Le bilan de la question au sein du " milieu " révolutionnaire actuel est loin d’être brillant. D’un côté, sur base de sa conception d’un freinage des forces productives, le CCI est amené à diminuer, voire nier systématiquement toute forme de développement des forces productives et d’évolution technologique (en témoigne son opposition farouche à la notion d’une " 3ème révolution technologique " dans les années ’80, opposition qui allait bien au-delà d’un problème de terminologie), à ne plus voir dans le capitalisme qu’une stagnation sans fin. L’expression la plus achevée de cette vision est sa nouvelle " théorie de la décomposition ", qui n’est en réalité qu’une décomposition de la théorie, devenue impuissante à comprendre et à expliquer la réalité, non seulement de la " reconstruction " d’après-guerre mais aussi de la crise actuelle. De l’autre côté, nombre de groupes et d’individus ont été amenés à rejeter le concept de décadence, à cause de l’incapacité des théories existantes à rendre compte du développement du capitalisme au cours de ce siècle.
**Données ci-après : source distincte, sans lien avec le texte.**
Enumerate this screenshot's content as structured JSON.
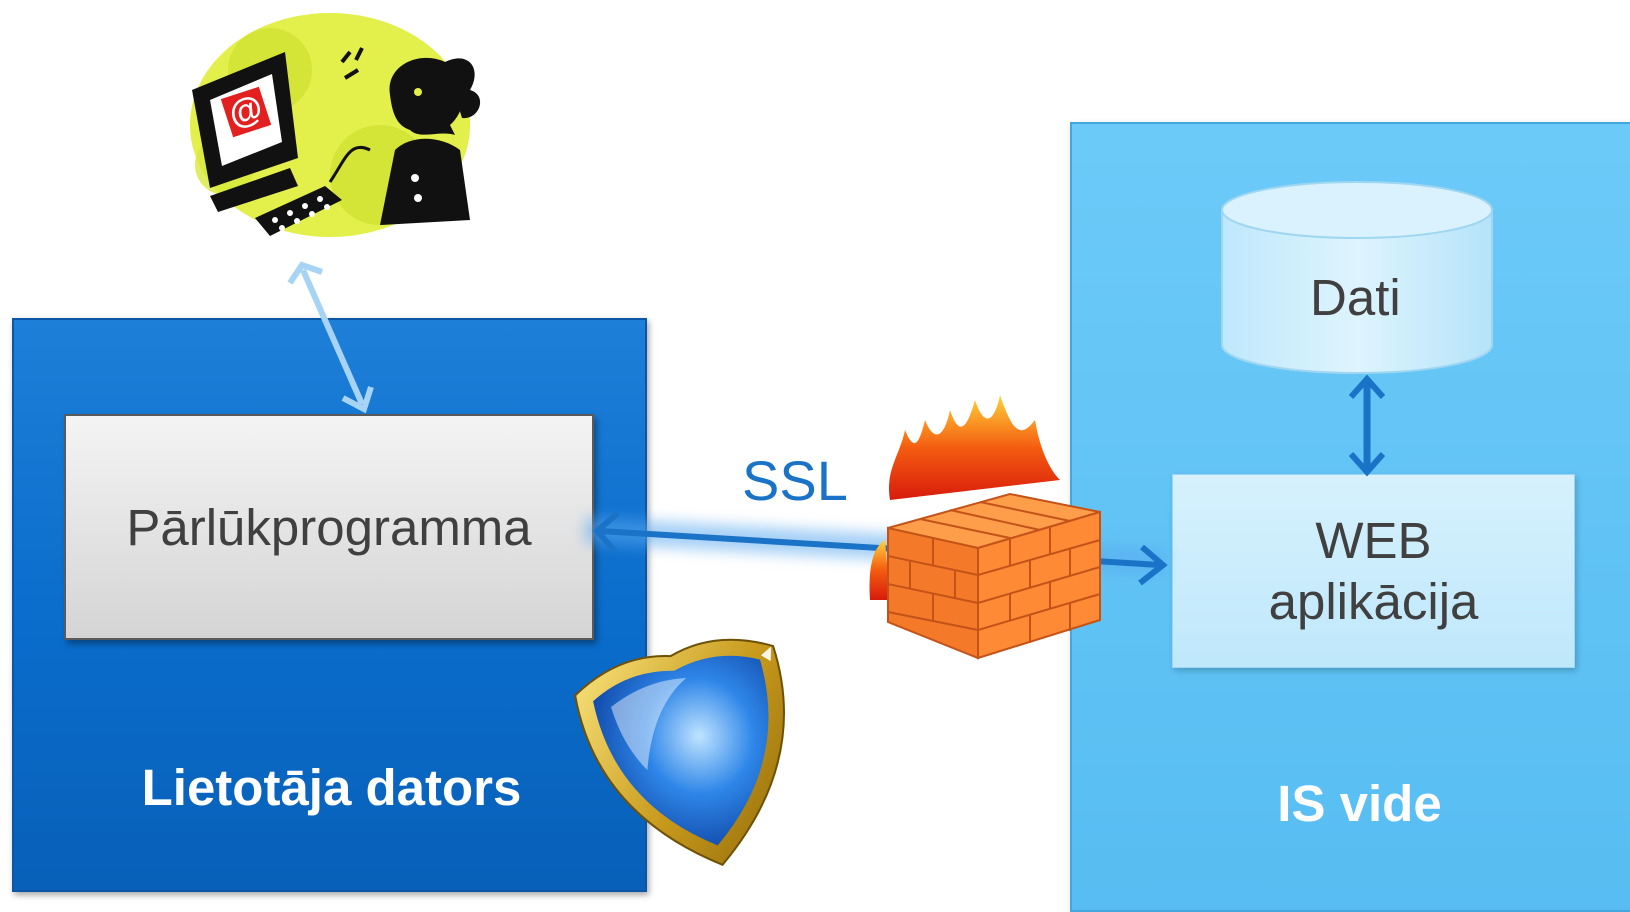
{
  "user_computer": {
    "label": "Lietotāja dators",
    "browser_label": "Pārlūkprogramma"
  },
  "is_environment": {
    "label": "IS vide",
    "database_label": "Dati",
    "webapp_line1": "WEB",
    "webapp_line2": "aplikācija"
  },
  "connection": {
    "label": "SSL"
  },
  "icons": [
    "user-at-computer-icon",
    "firewall-icon",
    "security-shield-icon",
    "database-icon"
  ],
  "colors": {
    "user_box": "#0a6ccb",
    "is_box": "#5ec1f5",
    "arrow": "#1a73c7",
    "arrow_light": "#a7d4f4",
    "ssl_text": "#1a73c7"
  }
}
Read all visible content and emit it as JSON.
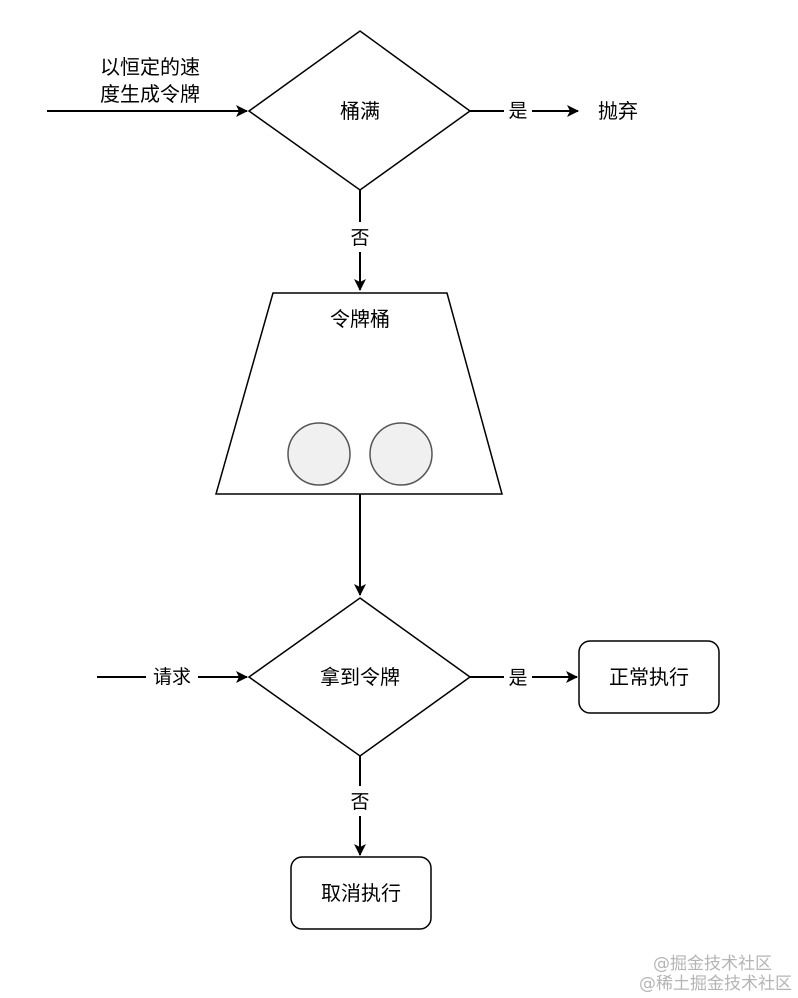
{
  "nodes": {
    "generate_rate": "以恒定的速度生成令牌",
    "generate_rate_line1": "以恒定的速",
    "generate_rate_line2": "度生成令牌",
    "bucket_full": "桶满",
    "discard": "抛弃",
    "token_bucket": "令牌桶",
    "request": "请求",
    "got_token": "拿到令牌",
    "execute_normally": "正常执行",
    "cancel_execution": "取消执行"
  },
  "edges": {
    "bucket_full_yes": "是",
    "bucket_full_no": "否",
    "got_token_yes": "是",
    "got_token_no": "否"
  },
  "watermarks": {
    "line1": "@掘金技术社区",
    "line2": "@稀土掘金技术社区"
  },
  "colors": {
    "stroke": "#000000",
    "token_fill": "#f0f0f0",
    "watermark": "#b5b5b5"
  }
}
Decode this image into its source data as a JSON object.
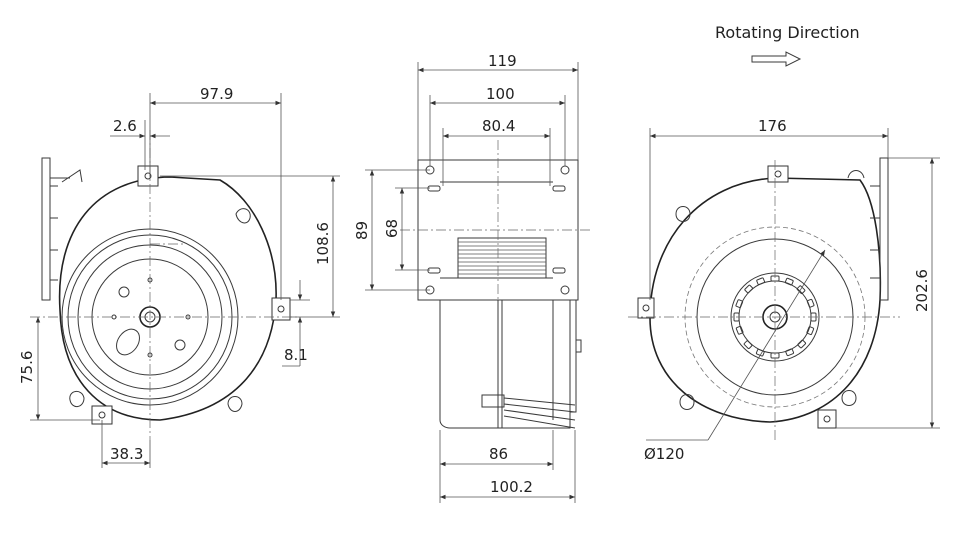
{
  "annotation": {
    "rotating_direction": "Rotating Direction"
  },
  "dimensions": {
    "front": {
      "d_97_9": "97.9",
      "d_2_6": "2.6",
      "d_108_6": "108.6",
      "d_8_1": "8.1",
      "d_75_6": "75.6",
      "d_38_3": "38.3"
    },
    "side": {
      "d_119": "119",
      "d_100": "100",
      "d_80_4": "80.4",
      "d_89": "89",
      "d_68": "68",
      "d_86": "86",
      "d_100_2": "100.2"
    },
    "back": {
      "d_176": "176",
      "d_202_6": "202.6",
      "d_120": "Ø120"
    }
  }
}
Ces groupes et individus développent une vision d’un capitalisme qui se développe toujours en traversant des crises, sans faire de différence qualitative entre périodes d’ascendance et de décadence du système. En général, ces visions s’avèrent incapables de fournir une explication économique des guerres mondiales et d’autres caractéristiques essentielles du capitalisme contemporain, telles que l’hypertrophie de l’Etat et l’économie d’armement.

Ce bilan nous amène à penser qu’il faut aller au-delà des conception actuelles en développant une nouvelle théorie de la décadence qui soit débarrassée de ses incohérences passées. Cette théorie devrait être basée également sur une théorie cohérente de la crise, débarrassée de l’antagonisme stérile entre les conceptions de Luxemburg et de Grossmann–Mattick.

Nécessité du concept de décadence

Avant d’examiner quelques éléments pour une théorie nouvelle de la décadence du capitalisme, il nous faut d’abord nous interroger sur la nécessité même du concept. Le concept de décadence ayant été remis en cause par certains, on est en droit de se demander si le concept lui-même mérite d’être retenu. Ce concept nous paraît garder son importance fondamentale pour trois raisons principales.

Premièrement, des changements importants, tant quantitativement que qualitativement, ont marqué l’évolution du capitalisme et distinguent le capitalisme actuel du capitalisme florissant. Les plus importants d’entre eux sont l’apparition et l’importance prise par les crises et les guerres mondiales, le développement du capitalisme d’Etat et de l’économie d’armement, avec une emprise croissante de l’Etat sur la vie économique, politique et sociale, l’incapacité du capital à intégrer des fractions croissantes de la population mondiale et l’accroissement concomitant des famines, des génocides et des guerres permanentes. Dans le même temps où il se développe, le capital s’auto-détruit et détruit les richesses sociales et les vies humaines, et cela sur une échelle sans précédent. La quantité se transforme ici en qualité ; l’ampleur prise par ces phénomènes ne peut être compensée par la simple croissance quantitative de l’échelle de la production.

Deuxièmement, la décadence est un phénomène régulier de l’histoire des sociétés et modes de production humains. Il y a une raison simple à ce fait : l’homme n’abandonne jamais les outils qu’il s’est forgés avant d’en avoir utilisé toutes les possibilités et d’en avoir trouvé un autre pour le remplacer. La conscience retarde généralement sur l’existence. Trotsky remarquait fort justement que les révolutions ne s’expliquent pas par l’audace de l’homme, mais bien plutôt par son conservatisme, par le fait que ses idées et ses structures économiques et politiques retardent sur l’évolution réelle de la société.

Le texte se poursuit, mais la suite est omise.